Dans le cadre de la fièvre olympique, on se souvient encore de la palpitante histoire de la boxe antique, « A poings fermés » (PUF, 2022), racontée par Jean-Manuel Roubineau. Il nous présente aujourd’hui une nouvelle critique passionnante sur la conception du « sport », son évolution et son éloge, tout en soulignant qu’il n’existe pas de critères universels ou constants pour sa définition.
L’historien met en évidence que même si la compétition entre athlètes et les souvenirs des gagnants de championnats – immortalisés par des poèmes ou des statues – montrent l’importance de la performance physique dans l’Antiquité, le sport tel que nous le connaissons aujourd’hui n’existait pas à cette époque. La raison est simple : le côté amusant associé à la compétition, un élément incontournable du sport contemporain, était absent.

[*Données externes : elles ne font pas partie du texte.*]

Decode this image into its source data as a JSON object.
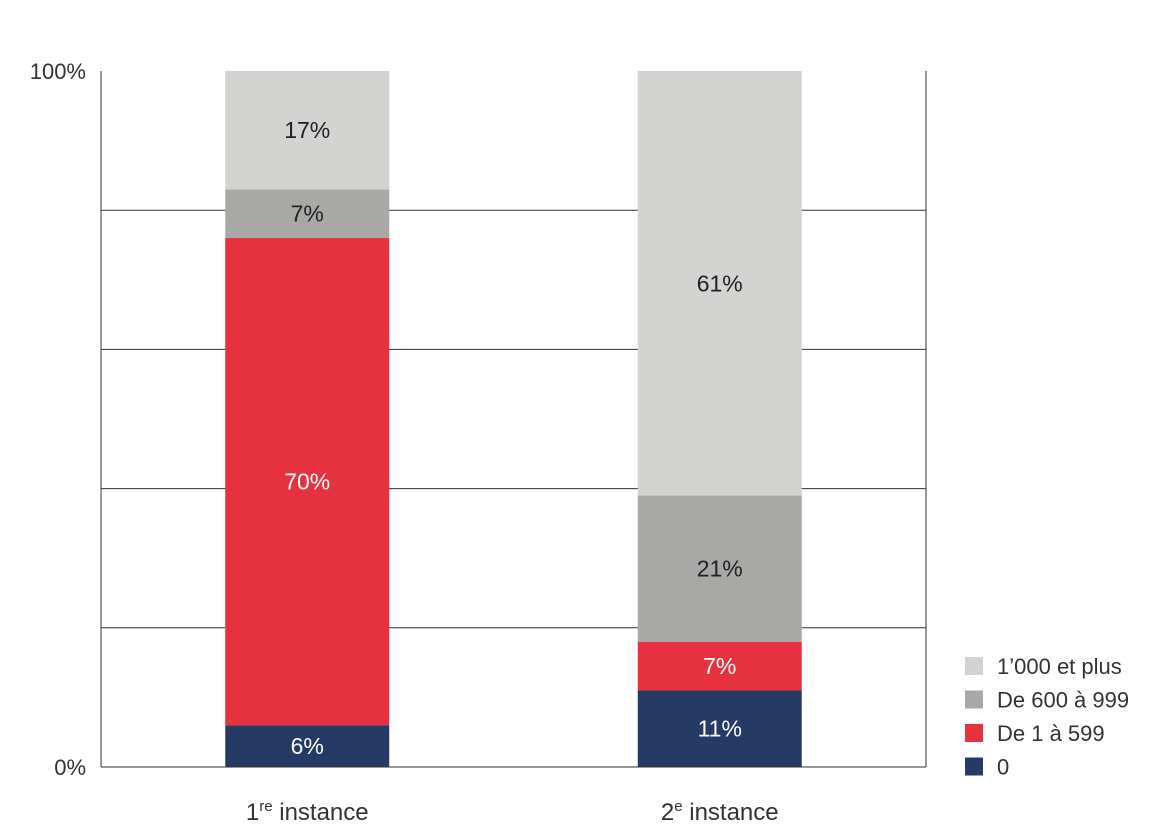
{
  "chart_data": {
    "type": "bar",
    "stacked": true,
    "normalized": true,
    "ylim": [
      0,
      100
    ],
    "y_ticks": [
      0,
      20,
      40,
      60,
      80,
      100
    ],
    "y_tick_labels": {
      "0": "0%",
      "100": "100%"
    },
    "grid": true,
    "legend_position": "bottom-right",
    "categories": [
      {
        "base": "1",
        "sup": "re",
        "rest": " instance"
      },
      {
        "base": "2",
        "sup": "e",
        "rest": " instance"
      }
    ],
    "series": [
      {
        "name": "0",
        "color": "#263a66",
        "label_color": "#ffffff",
        "values": [
          6,
          11
        ],
        "labels": [
          "6%",
          "11%"
        ]
      },
      {
        "name": "De 1 à 599",
        "color": "#e6323e",
        "label_color": "#ffffff",
        "values": [
          70,
          7
        ],
        "labels": [
          "70%",
          "7%"
        ]
      },
      {
        "name": "De 600 à 999",
        "color": "#a8a8a6",
        "label_color": "#222222",
        "values": [
          7,
          21
        ],
        "labels": [
          "7%",
          "21%"
        ]
      },
      {
        "name": "1’000 et plus",
        "color": "#d3d3d2",
        "label_color": "#222222",
        "values": [
          17,
          61
        ],
        "labels": [
          "17%",
          "61%"
        ]
      }
    ]
  }
}
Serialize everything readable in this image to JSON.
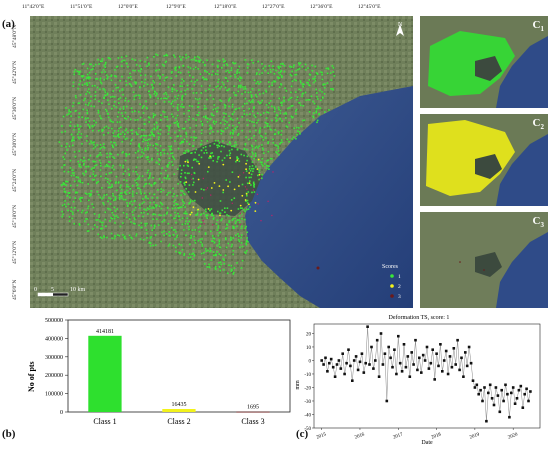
{
  "panel_a": {
    "label": "(a)",
    "top_coords": [
      "11°42'0\"E",
      "11°51'0\"E",
      "12°0'0\"E",
      "12°9'0\"E",
      "12°18'0\"E",
      "12°27'0\"E",
      "12°36'0\"E",
      "12°45'0\"E"
    ],
    "left_coords": [
      "45°48'0\"N",
      "45°42'0\"N",
      "45°36'0\"N",
      "45°30'0\"N",
      "45°24'0\"N",
      "45°18'0\"N",
      "45°12'0\"N",
      "45°6'0\"N"
    ],
    "north_arrow": "N",
    "scale_bar": {
      "labels": [
        "0",
        "5",
        "10 km"
      ]
    },
    "legend": {
      "title": "Scores",
      "items": [
        {
          "label": "1",
          "color": "#39e639"
        },
        {
          "label": "2",
          "color": "#f5f51b"
        },
        {
          "label": "3",
          "color": "#6b1a1a"
        }
      ]
    },
    "colors": {
      "class1": "#39e639",
      "class2": "#f5f51b",
      "class3": "#6b1a1a",
      "sea": "#2d4a86"
    }
  },
  "insets": [
    {
      "label": "C",
      "sub": "1"
    },
    {
      "label": "C",
      "sub": "2"
    },
    {
      "label": "C",
      "sub": "3"
    }
  ],
  "panel_b": {
    "label": "(b)",
    "chart_data": {
      "type": "bar",
      "categories": [
        "Class 1",
        "Class 2",
        "Class 3"
      ],
      "values": [
        414181,
        16435,
        1695
      ],
      "value_labels": [
        "414181",
        "16435",
        "1695"
      ],
      "ylabel": "No of pts",
      "ylim": [
        0,
        500000
      ],
      "yticks": [
        "0",
        "100000",
        "200000",
        "300000",
        "400000",
        "500000"
      ],
      "colors": [
        "#2ee02e",
        "#f2f21b",
        "#6b1a1a"
      ]
    }
  },
  "panel_c": {
    "label": "(c)",
    "chart_data": {
      "type": "line",
      "title": "Deformation TS, score: 1",
      "xlabel": "Date",
      "ylabel": "mm",
      "xticks": [
        "2015",
        "2016",
        "2017",
        "2018",
        "2019",
        "2020"
      ],
      "yticks": [
        "20",
        "10",
        "0",
        "-10",
        "-20",
        "-30",
        "-40",
        "-50"
      ],
      "xlim": [
        2014.8,
        2020.7
      ],
      "ylim": [
        -50,
        27
      ],
      "series": [
        {
          "x": [
            2015.0,
            2015.05,
            2015.1,
            2015.15,
            2015.2,
            2015.25,
            2015.3,
            2015.35,
            2015.4,
            2015.45,
            2015.5,
            2015.55,
            2015.6,
            2015.65,
            2015.7,
            2015.75,
            2015.8,
            2015.85,
            2015.9,
            2015.95,
            2016.0,
            2016.05,
            2016.1,
            2016.15,
            2016.2,
            2016.25,
            2016.3,
            2016.35,
            2016.4,
            2016.45,
            2016.5,
            2016.55,
            2016.6,
            2016.65,
            2016.7,
            2016.75,
            2016.8,
            2016.85,
            2016.9,
            2016.95,
            2017.0,
            2017.05,
            2017.1,
            2017.15,
            2017.2,
            2017.25,
            2017.3,
            2017.35,
            2017.4,
            2017.45,
            2017.5,
            2017.55,
            2017.6,
            2017.65,
            2017.7,
            2017.75,
            2017.8,
            2017.85,
            2017.9,
            2017.95,
            2018.0,
            2018.05,
            2018.1,
            2018.15,
            2018.2,
            2018.25,
            2018.3,
            2018.35,
            2018.4,
            2018.45,
            2018.5,
            2018.55,
            2018.6,
            2018.65,
            2018.7,
            2018.75,
            2018.8,
            2018.85,
            2018.9,
            2018.95,
            2019.0,
            2019.05,
            2019.1,
            2019.15,
            2019.2,
            2019.25,
            2019.3,
            2019.35,
            2019.4,
            2019.45,
            2019.5,
            2019.55,
            2019.6,
            2019.65,
            2019.7,
            2019.75,
            2019.8,
            2019.85,
            2019.9,
            2019.95,
            2020.0,
            2020.05,
            2020.1,
            2020.15,
            2020.2,
            2020.25,
            2020.3,
            2020.35,
            2020.4,
            2020.45
          ],
          "y": [
            0,
            -3,
            2,
            -8,
            -2,
            1,
            -5,
            -12,
            -3,
            0,
            -6,
            5,
            -10,
            -2,
            8,
            -4,
            -15,
            0,
            3,
            -7,
            -1,
            5,
            -9,
            -2,
            25,
            -3,
            10,
            -6,
            0,
            15,
            -12,
            20,
            -3,
            5,
            -30,
            10,
            2,
            -5,
            8,
            -10,
            18,
            -2,
            -8,
            12,
            -5,
            3,
            -12,
            6,
            -3,
            15,
            -7,
            2,
            -9,
            4,
            0,
            10,
            -6,
            -2,
            8,
            -14,
            5,
            -4,
            12,
            -8,
            0,
            7,
            -10,
            3,
            -5,
            9,
            -3,
            15,
            -7,
            2,
            -12,
            6,
            -4,
            10,
            -2,
            -15,
            -20,
            -18,
            -25,
            -22,
            -30,
            -20,
            -45,
            -24,
            -18,
            -28,
            -33,
            -20,
            -26,
            -38,
            -22,
            -30,
            -18,
            -25,
            -42,
            -24,
            -20,
            -32,
            -28,
            -22,
            -19,
            -35,
            -25,
            -21,
            -30,
            -23
          ]
        }
      ]
    }
  }
}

En Grèce antique, autour du sixième siècle avant J.-C., un tournant a lieu lorsque le principe de la répartition du pouvoir conduit à l’élaboration de règles et de normes qui caractérisent le citoyen. L’athlète subit alors une transformation et devient une figure héroïque. Plus tard, au début de l’ère industrielle et dans le contexte anglo-saxon, le sport comme nous le connaissons aujourd’hui se met en place, lorsque la compétition, la productivité et la performance sont élevées au rang de valeurs essentielles, et que la notion de record devient une nécessité pour dépasser les limites. Entre ces deux points de repère, la priorité accordée par la culture judéo-chrétienne à l’esprit sur le corps a donné lieu à une moindre importance de la confrontation physique, longtemps considérée comme inférieure au débat intellectuel.
Jean-Manuel Roubineau est en mesure de se pencher sur les spécificités des pratiques antiques suite à la clarification de certains points qui a permis d’éliminer le risque d’anachronisme ou de confusion. En particulier, il explore l’enthousiasme pour la compétition, qui sert à corroborer l’excellence et qui est également pertinent dans les jeux de l’esprit, où elle sert à distinguer entre les dramaturges. Les enjeux politiques sont exprimés de manière explicite lors de ces confrontations, où un temps d’armistice peut se produire, favorisant des discussions sans conflit, tandis que les institutions stipulent les règles et les codes pour les presentations « sportives ».
Un modèle physique
Roubineau invite à considérer aussi l’aspect préliminaire de la compétition: l’importance de l’entraînement physique adapté à l’âge de l’enfant, les disciplines choisies, les formes d’entraînement et le rôle de ceux qui y veillent, ainsi que les exigences relatives à la diététique, l’abstinence sexuelle et les soins corporels. Tout cela contribue à un idéal de condition physique, mais aussi à un perfectionnement technique et stratégique, illustré par un modèle physique qui est accentué par la nudité dans le cadre exclusif du sport. Cela place le citoyen-athlète au-dessus de l’homme ordinaire.